Ripening and postharvest handling temperatures that prevail in tropical countries such as Ethiopia are ranging from 14°C to 32°C with an average of 25°C. As indicated in the present study, banana fruits that were ripened at a higher temperature (30°C) failed to develop the bright yellow color of the peels which is in line with the findings of Yang et al. (2011). Banana fruits ripened at constant temperatures of 20°C and 25°C had better yellow peel color which can be accepted by the consumers. In line with the present study, Thompson and Burden (1995) recommended that temperatures around 20°C and relative humidity ranging from 90% to 95% are necessary for optimum ripening of improved banana varieties.

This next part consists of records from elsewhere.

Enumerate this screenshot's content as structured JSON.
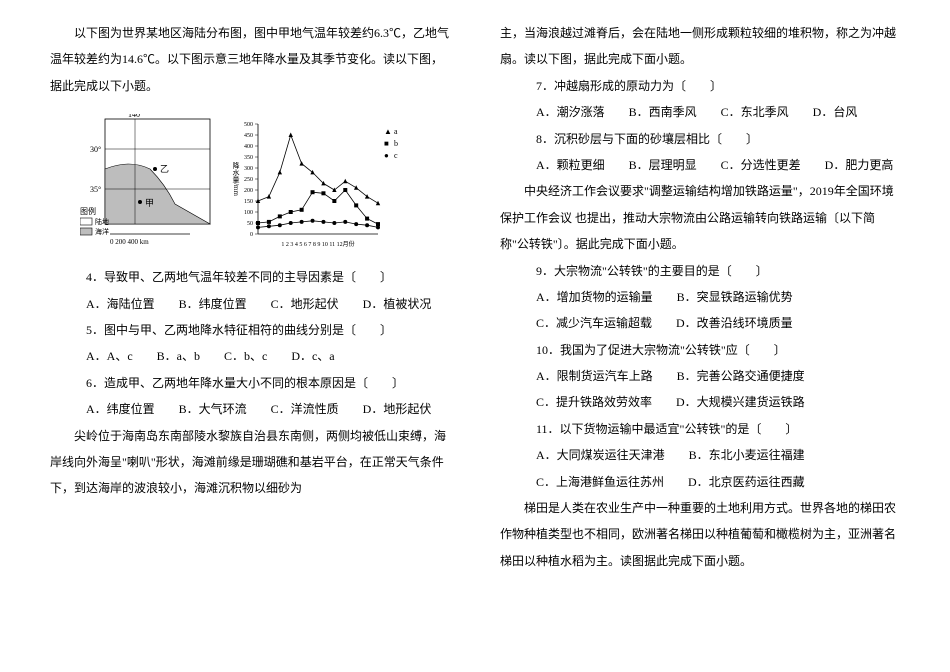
{
  "left": {
    "intro1": "以下图为世界某地区海陆分布图，图中甲地气温年较差约6.3℃，乙地气温年较差约为14.6℃。以下图示意三地年降水量及其季节变化。读以下图，据此完成以下小题。",
    "q4": "4．导致甲、乙两地气温年较差不同的主导因素是〔　　〕",
    "q4opts": "A．海陆位置　　B．纬度位置　　C．地形起伏　　D．植被状况",
    "q5": "5．图中与甲、乙两地降水特征相符的曲线分别是〔　　〕",
    "q5opts": "A．A、c　　B．a、b　　C．b、c　　D．c、a",
    "q6": "6．造成甲、乙两地年降水量大小不同的根本原因是〔　　〕",
    "q6opts": "A．纬度位置　　B．大气环流　　C．洋流性质　　D．地形起伏",
    "intro2a": "尖岭位于海南岛东南部陵水黎族自治县东南侧，两侧均被低山束缚，海岸线向外海呈\"喇叭\"形状，海滩前缘是珊瑚礁和基岩平台，在正常天气条件下，到达海岸的波浪较小，海滩沉积物以细砂为"
  },
  "right": {
    "intro2b": "主，当海浪越过滩脊后，会在陆地一侧形成颗粒较细的堆积物，称之为冲越扇。读以下图，据此完成下面小题。",
    "q7": "7．冲越扇形成的原动力为〔　　〕",
    "q7opts": "A．潮汐涨落　　B．西南季风　　C．东北季风　　D．台风",
    "q8": "8．沉积砂层与下面的砂壤层相比〔　　〕",
    "q8opts": "A．颗粒更细　　B．层理明显　　C．分选性更差　　D．肥力更高",
    "intro3": "中央经济工作会议要求\"调整运输结构增加铁路运量\"，2019年全国环境保护工作会议 也提出，推动大宗物流由公路运输转向铁路运输〔以下简称\"公转铁\"〕。据此完成下面小题。",
    "q9": "9．大宗物流\"公转铁\"的主要目的是〔　　〕",
    "q9opts": "A．增加货物的运输量　　B．突显铁路运输优势",
    "q9opts2": "C．减少汽车运输超载　　D．改善沿线环境质量",
    "q10": "10．我国为了促进大宗物流\"公转铁\"应〔　　〕",
    "q10opts": "A．限制货运汽车上路　　B．完善公路交通便捷度",
    "q10opts2": "C．提升铁路效劳效率　　D．大规模兴建货运铁路",
    "q11": "11．以下货物运输中最适宜\"公转铁\"的是〔　　〕",
    "q11opts": "A．大同煤炭运往天津港　　B．东北小麦运往福建",
    "q11opts2": "C．上海港鲜鱼运往苏州　　D．北京医药运往西藏",
    "intro4": "梯田是人类在农业生产中一种重要的土地利用方式。世界各地的梯田农作物种植类型也不相同，欧洲著名梯田以种植葡萄和橄榄树为主，亚洲著名梯田以种植水稻为主。读图据此完成下面小题。"
  },
  "map": {
    "legend_land": "陆地",
    "legend_sea": "海洋",
    "label_legend": "图例",
    "lon": "140°",
    "lat30": "30°",
    "lat35": "35°",
    "jia": "甲",
    "yi": "乙",
    "scale": "0  200  400 km"
  },
  "chart": {
    "ymax": 500,
    "yticks": [
      0,
      50,
      100,
      150,
      200,
      250,
      300,
      350,
      400,
      450,
      500
    ],
    "xlabel": "1 2 3 4 5 6 7 8 9 10 11 12月份",
    "ylabel": "降水量/mm",
    "series": {
      "a": {
        "label": "a",
        "marker": "triangle",
        "values": [
          150,
          170,
          280,
          450,
          320,
          280,
          230,
          200,
          240,
          210,
          170,
          140
        ]
      },
      "b": {
        "label": "b",
        "marker": "square",
        "values": [
          50,
          55,
          80,
          100,
          110,
          190,
          185,
          150,
          200,
          130,
          70,
          45
        ]
      },
      "c": {
        "label": "c",
        "marker": "circle",
        "values": [
          30,
          35,
          40,
          50,
          55,
          60,
          55,
          50,
          55,
          45,
          40,
          30
        ]
      }
    },
    "colors": {
      "line": "#000000",
      "grid": "#888888",
      "bg": "#ffffff"
    }
  }
}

In addition to ethylene and temperature management, packaging affects the shelf life of fresh fruits including banana by reducing the respiration rate as well as affecting the ripening process (Sen et al., 2012). The results of the present study depict that better yellow color development, firmness, and eating quality of banana fruits were achieved when fruits were ripened in perforated plastic bags at 20°C and 25°C. This is probably due to gas composition changes that occurred inside the perforated plastic bag during the course of ripening where the concentration of oxygen decreased while that of carbon dioxide and ethylene increased which in turn improved ripening.

Conclusion

Banana is the most important cash and food security crop in Ethiopia. However, the ripening behaviors of the banana varieties which are important for the reduction of postharvest losses of the crop are not yet studied in the country. Therefore, the present study was conducted to characterize the postharvest behaviors of banana varieties grown in the country and identify technologies that help reduce losses of the crop where one local and six improved banana varieties were used. Based on the findings of the present study, both qualitative and quantitative traits of banana varieties including shelf life, weight loss, and ripening quality were significantly influenced by the ripening temperatures as well as packaging systems used. Better fruit quality and peel color development were generally achieved by the ripening of banana fruits at 20°C and 25°C with perforated plastic packaging. Research on technologies and treatments that can further improve the ripening quality and postharvest life of Ethiopian banana, like the use of ethylene, is recommended. Moreover, further research on physicochemical properties of the fruits that occurred during maturity and ripening should be also conducted.